After the German occupation of Poland at the beginning of the Second World War , Streit was sent to Posen by Reich Education Minister Bernhard Rust in October 1939 to secure the inventory of the closed university and to set up a German university there. As the Eastern Commissioner of the NS Student Union and the NS Lecturer Union, he became a “favorite” of the local Reich Governor and Gauleiter Arthur Greiser . Greiser appointed him his university and science officer. In December 1939 he became the student leader in Wartheland . From 1940 to 1945 he was (initially provisional) curator of the University of Posen , where he played a key role in building it up.

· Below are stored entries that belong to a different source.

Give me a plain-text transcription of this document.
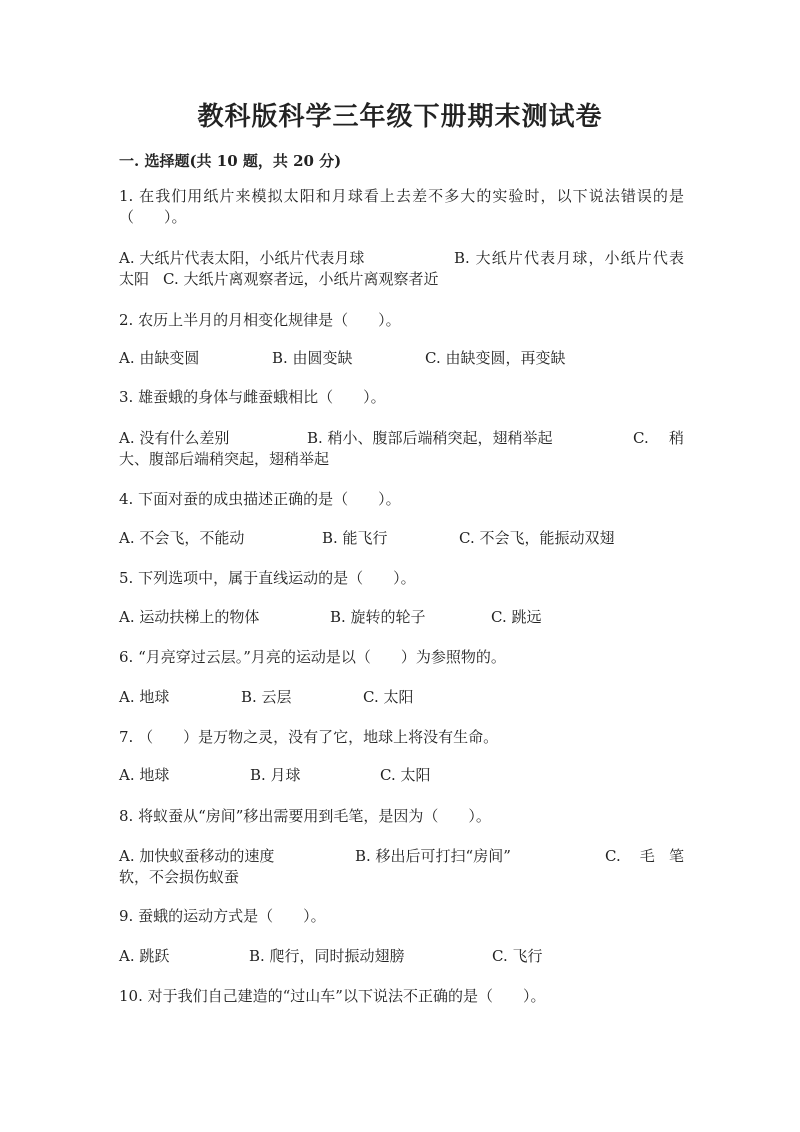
教科版科学三年级下册期末测试卷
一. 选择题(共 10 题，共 20 分)
1. 在我们用纸片来模拟太阳和月球看上去差不多大的实验时，以下说法错误的是（　　）。
A. 大纸片代表太阳，小纸片代表月球	B. 大纸片代表月球，小纸片代表太阳 C. 大纸片离观察者远，小纸片离观察者近
2. 农历上半月的月相变化规律是（　　）。
A. 由缺变圆	B. 由圆变缺	C. 由缺变圆，再变缺
3. 雄蚕蛾的身体与雌蚕蛾相比（　　）。
A. 没有什么差别	B. 稍小、腹部后端稍突起，翅稍举起	C. 稍大、腹部后端稍突起，翅稍举起
4. 下面对蚕的成虫描述正确的是（　　）。
A. 不会飞，不能动	B. 能飞行	C. 不会飞，能振动双翅
5. 下列选项中，属于直线运动的是（　　）。
A. 运动扶梯上的物体	B. 旋转的轮子	C. 跳远
6. “月亮穿过云层。”月亮的运动是以（　　）为参照物的。
A. 地球	B. 云层	C. 太阳
7. （　　）是万物之灵，没有了它，地球上将没有生命。
A. 地球	B. 月球	C. 太阳
8. 将蚁蚕从“房间”移出需要用到毛笔，是因为（　　）。
A. 加快蚁蚕移动的速度	B. 移出后可打扫“房间”	C. 毛笔软，不会损伤蚁蚕
9. 蚕蛾的运动方式是（　　）。
A. 跳跃	B. 爬行，同时振动翅膀	C. 飞行
10. 对于我们自己建造的“过山车”以下说法不正确的是（　　）。
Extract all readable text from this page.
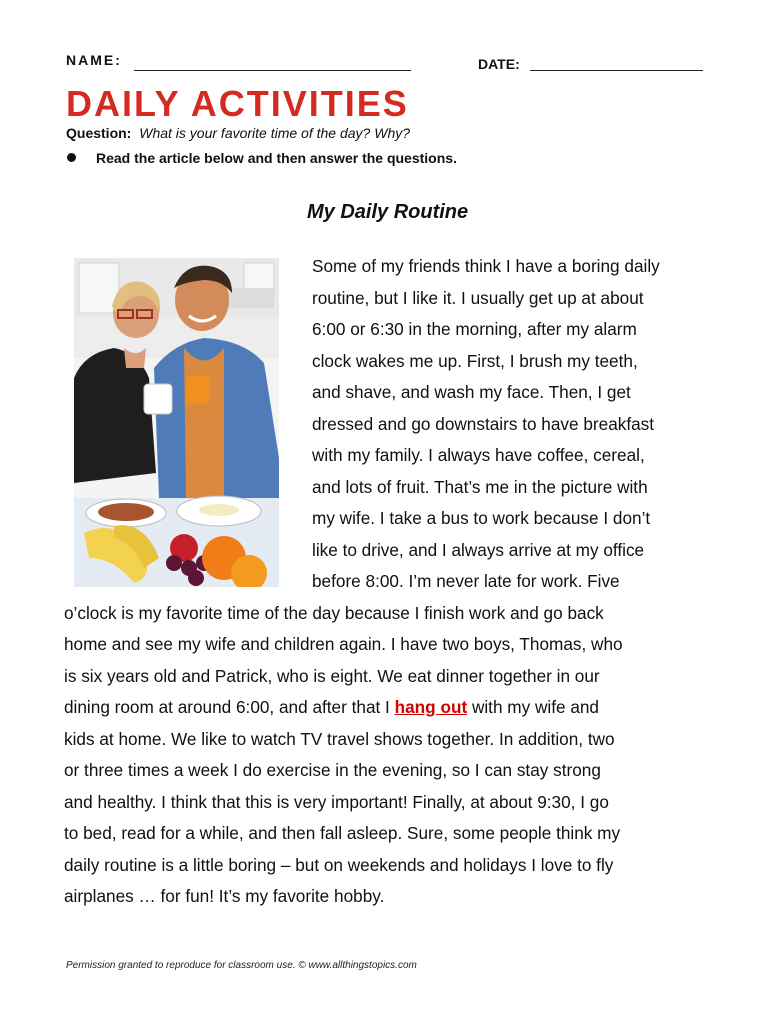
NAME:	DATE:
DAILY ACTIVITIES
Question: What is your favorite time of the day? Why?
Read the article below and then answer the questions.
My Daily Routine
Some of my friends think I have a boring daily
routine, but I like it. I usually get up at about
6:00 or 6:30 in the morning, after my alarm
clock wakes me up. First, I brush my teeth,
and shave, and wash my face. Then, I get
dressed and go downstairs to have breakfast
with my family. I always have coffee, cereal,
and lots of fruit. That’s me in the picture with
my wife. I take a bus to work because I don’t
like to drive, and I always arrive at my office
before 8:00. I’m never late for work. Five
o’clock is my favorite time of the day because I finish work and go back
home and see my wife and children again. I have two boys, Thomas, who
is six years old and Patrick, who is eight. We eat dinner together in our
dining room at around 6:00, and after that I hang out with my wife and
kids at home. We like to watch TV travel shows together. In addition, two
or three times a week I do exercise in the evening, so I can stay strong
and healthy. I think that this is very important! Finally, at about 9:30, I go
to bed, read for a while, and then fall asleep. Sure, some people think my
daily routine is a little boring – but on weekends and holidays I love to fly
airplanes … for fun! It’s my favorite hobby.
Permission granted to reproduce for classroom use. © www.allthingstopics.com
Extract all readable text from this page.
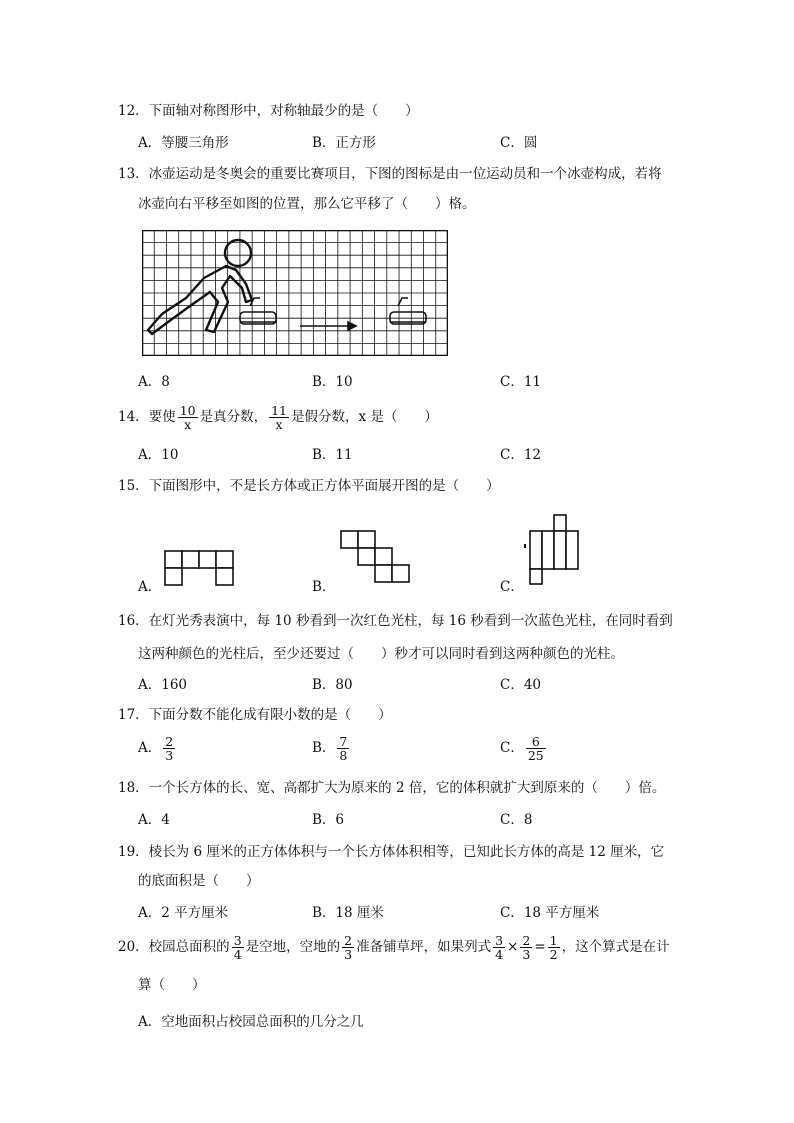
12．下面轴对称图形中，对称轴最少的是（　　）
A．等腰三角形	B．正方形	C．圆
13．冰壶运动是冬奥会的重要比赛项目，下图的图标是由一位运动员和一个冰壶构成，若将
冰壶向右平移至如图的位置，那么它平移了（　　）格。
A．8	B．10	C．11
14．要使 $\frac{10}{x}$ 是真分数， $\frac{11}{x}$ 是假分数，x 是（　　）
A．10	B．11	C．12
15．下面图形中，不是长方体或正方体平面展开图的是（　　）
A．	B．	C．
16．在灯光秀表演中，每 10 秒看到一次红色光柱，每 16 秒看到一次蓝色光柱，在同时看到
这两种颜色的光柱后，至少还要过（　　）秒才可以同时看到这两种颜色的光柱。
A．160	B．80	C．40
17．下面分数不能化成有限小数的是（　　）
A． $\frac{2}{3}$	B． $\frac{7}{8}$	C． $\frac{6}{25}$
18．一个长方体的长、宽、高都扩大为原来的 2 倍，它的体积就扩大到原来的（　　）倍。
A．4	B．6	C．8
19．棱长为 6 厘米的正方体体积与一个长方体体积相等，已知此长方体的高是 12 厘米，它
的底面积是（　　）
A．2 平方厘米	B．18 厘米	C．18 平方厘米
20．校园总面积的 $\frac{3}{4}$ 是空地，空地的 $\frac{2}{3}$ 准备铺草坪，如果列式 $\frac{3}{4} \times \frac{2}{3} = \frac{1}{2}$ ，这个算式是在计
算（　　）
A．空地面积占校园总面积的几分之几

At the University of Poznan, he became the managing director of the Central Institute for Cancer Research , where, among other things, research on biological warfare should take place. He was appointed government director in 1941. From 1941 he was the leader of the Gaudozenten Wartheland. With the SS (SS-No. 335.651) he rose to the position of SS-Standartenführer at the end of January 1942 and did spy services for the SD . From April 1942 he was the Reichsstudentenführer's representative for the East and from October 1943 headed the People's Political Office within the Reichsstudentenführung. From 1944 until the end of the war in 1945 he was a member of the leadership of the Reichsdozentenführung.

literature

Individual evidence

  1. Michael Grüttner : Biographical Lexicon for National Socialist Science Policy (= Studies on Science and University History. Volume 6). Synchron, Heidelberg 2004, ISBN 3-935025-68-8 , p. 170.
  2. ^ A b c d e Rolf-Ulrich Kunze: The Study Foundation of the German People from 1925 to the present day. On the history of the promotion of gifted children in Germany , Berlin 2001, p. 152.
  3. a b Excerpt from the seniority list of the SS
  4. ^ A b Helmut Wilhelm Schaller: The Imperial University of Posen. 1941–1945 , Frankfurt / M. 2010, p. 126
  5. Jan M. Piskorski: The Imperial University of Posen (1941–1945). In: Hartmut Lehmann , Otto Gerhard Oexle (Hrsg.): National Socialism in the Cultural Studies. Volume 1 (subjects, milieus, careers), Vandenhoeck and Ruprecht, Göttingen 2004, ISBN 3-525-35198-4 , p. 250.
  6. ^ Ernst Klee: Das Personenlexikon zum Third Reich , Frankfurt am Main 2007, p. 475.